Humane ExecutionsJuly 29, 2014 at 5:17 pm | Posted in Brain and mind, Crime and punishment, Fairness, Judicial Misjudgment, Terrorism | 1 Comment
Tags: bullet, cervical collar, Charles Lane, Clayton Lockett, death penalty, Editors of the Washington Post, ethical, Eugene Robinson, executed, execution, Fairness, humane, Joseph R. Wood III, lethal injection, moral, neck brace
Execution by lethal chemical cocktails has recently become more difficult. Some of the makers of the required chemicals refuse to sell them for that purpose. The remaining makers desire anonymity, to avoid becoming the target of protests. Worse, some of the recent chemical executions have been botched, and seem to have produced drawn-out painful deaths.
All of these problems could be eliminated by returning to an older technique: death by bullet.
But the shooting should not be performed by a firing squad. Too many things can go wrong with a firing squad.
Instead, use a device that softly but firmly holds fixed the head and chest of the condemned. A commercially available cervical collar might be one part of the device. The condemned should be lying horizontally, face up, unable to move, on a special table having a soft surface.
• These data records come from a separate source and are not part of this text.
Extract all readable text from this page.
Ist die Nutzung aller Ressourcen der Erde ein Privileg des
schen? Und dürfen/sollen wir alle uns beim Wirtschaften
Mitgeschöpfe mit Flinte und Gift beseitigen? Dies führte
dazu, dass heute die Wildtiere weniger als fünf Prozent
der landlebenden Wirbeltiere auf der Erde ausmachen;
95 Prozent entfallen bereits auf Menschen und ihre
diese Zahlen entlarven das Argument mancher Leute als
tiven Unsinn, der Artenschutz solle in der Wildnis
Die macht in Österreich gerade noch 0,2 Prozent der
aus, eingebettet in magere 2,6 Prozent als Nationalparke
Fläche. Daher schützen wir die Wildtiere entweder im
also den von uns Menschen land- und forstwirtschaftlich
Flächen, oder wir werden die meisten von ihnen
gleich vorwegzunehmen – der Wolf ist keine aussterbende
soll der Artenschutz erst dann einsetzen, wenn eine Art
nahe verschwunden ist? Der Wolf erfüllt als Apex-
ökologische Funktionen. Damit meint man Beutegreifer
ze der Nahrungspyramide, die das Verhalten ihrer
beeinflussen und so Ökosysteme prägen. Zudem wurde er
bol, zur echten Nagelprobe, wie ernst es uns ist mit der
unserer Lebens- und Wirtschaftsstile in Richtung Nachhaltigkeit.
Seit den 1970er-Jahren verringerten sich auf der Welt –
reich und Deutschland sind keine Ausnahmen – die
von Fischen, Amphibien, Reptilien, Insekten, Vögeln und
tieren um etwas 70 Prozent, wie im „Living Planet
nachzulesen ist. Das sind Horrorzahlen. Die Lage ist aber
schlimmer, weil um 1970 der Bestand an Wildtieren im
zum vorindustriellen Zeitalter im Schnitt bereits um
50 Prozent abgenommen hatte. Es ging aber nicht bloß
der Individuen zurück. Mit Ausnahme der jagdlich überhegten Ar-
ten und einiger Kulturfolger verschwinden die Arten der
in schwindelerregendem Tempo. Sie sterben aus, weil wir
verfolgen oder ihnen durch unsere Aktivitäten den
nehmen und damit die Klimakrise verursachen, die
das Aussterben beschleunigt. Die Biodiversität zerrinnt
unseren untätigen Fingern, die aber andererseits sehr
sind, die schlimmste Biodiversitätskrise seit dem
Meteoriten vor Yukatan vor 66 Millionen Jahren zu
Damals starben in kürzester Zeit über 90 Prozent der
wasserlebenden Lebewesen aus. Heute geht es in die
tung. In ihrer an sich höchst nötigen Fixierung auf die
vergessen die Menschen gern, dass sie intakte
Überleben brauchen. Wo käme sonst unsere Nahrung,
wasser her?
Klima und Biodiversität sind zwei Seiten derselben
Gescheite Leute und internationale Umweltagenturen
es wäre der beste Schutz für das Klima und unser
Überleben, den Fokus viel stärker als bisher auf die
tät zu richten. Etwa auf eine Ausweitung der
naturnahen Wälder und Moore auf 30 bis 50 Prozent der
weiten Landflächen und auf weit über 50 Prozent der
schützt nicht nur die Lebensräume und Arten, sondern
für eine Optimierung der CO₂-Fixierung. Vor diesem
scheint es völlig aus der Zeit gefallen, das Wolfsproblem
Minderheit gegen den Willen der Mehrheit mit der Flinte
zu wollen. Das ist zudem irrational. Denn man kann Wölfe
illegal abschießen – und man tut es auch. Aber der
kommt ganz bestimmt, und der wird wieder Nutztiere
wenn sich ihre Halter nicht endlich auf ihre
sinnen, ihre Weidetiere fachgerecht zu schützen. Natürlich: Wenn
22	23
The execution would be carried out by one or more gunshots from behind the head.
The gun could be fired by either a person or a computer. Computer-controlled firing would be less subject to mistakes. Sensors viewing the vicinity of the condemned could provide signals to the the computer so that the gun could fire only when no other person was in the line of fire.
Note: The general design described above is hereby released into the public domain by thepoliblog.WordPress.com. It is not patentable.
That covers the how. What about the why?
As long as the death penalty is imposed fairly, its morality is clear. We kill mad dogs, attacking wild animals, and armed enemy soldiers. We kill terrorists. We kill madmen and criminals who try to kill the police, and madmen who attack the public. We kill cancers. No matter how morally advanced we become, we will always regard such killing as justified.
But can the death penalty be imposed fairly?
Some claim that the death penalty can never be imposed fairly on an individual who is now under our control. Why not treat such a person as a prisoner of war? Why not restrain them instead of killing them? Why not try to rehabilitate them? These are difficult questions which I hope to address in a later posting. But for the present, recall that we do not use these alternatives for mad dogs. Recall that the intrinsic dignity of human beings may be a too-sweeping and vaguely founded concept, and likewise for the concept of free will. And recall that many innocents have been killed by seemingly reformed but unreformed parolees: different person’s brains are wired differently.
On these matters I have to agree with Charles Lane, and have to disagree with Eugene Robinson, who is usually one of the most insightful analyzers of public issues, and with the Editors of the Washington Post.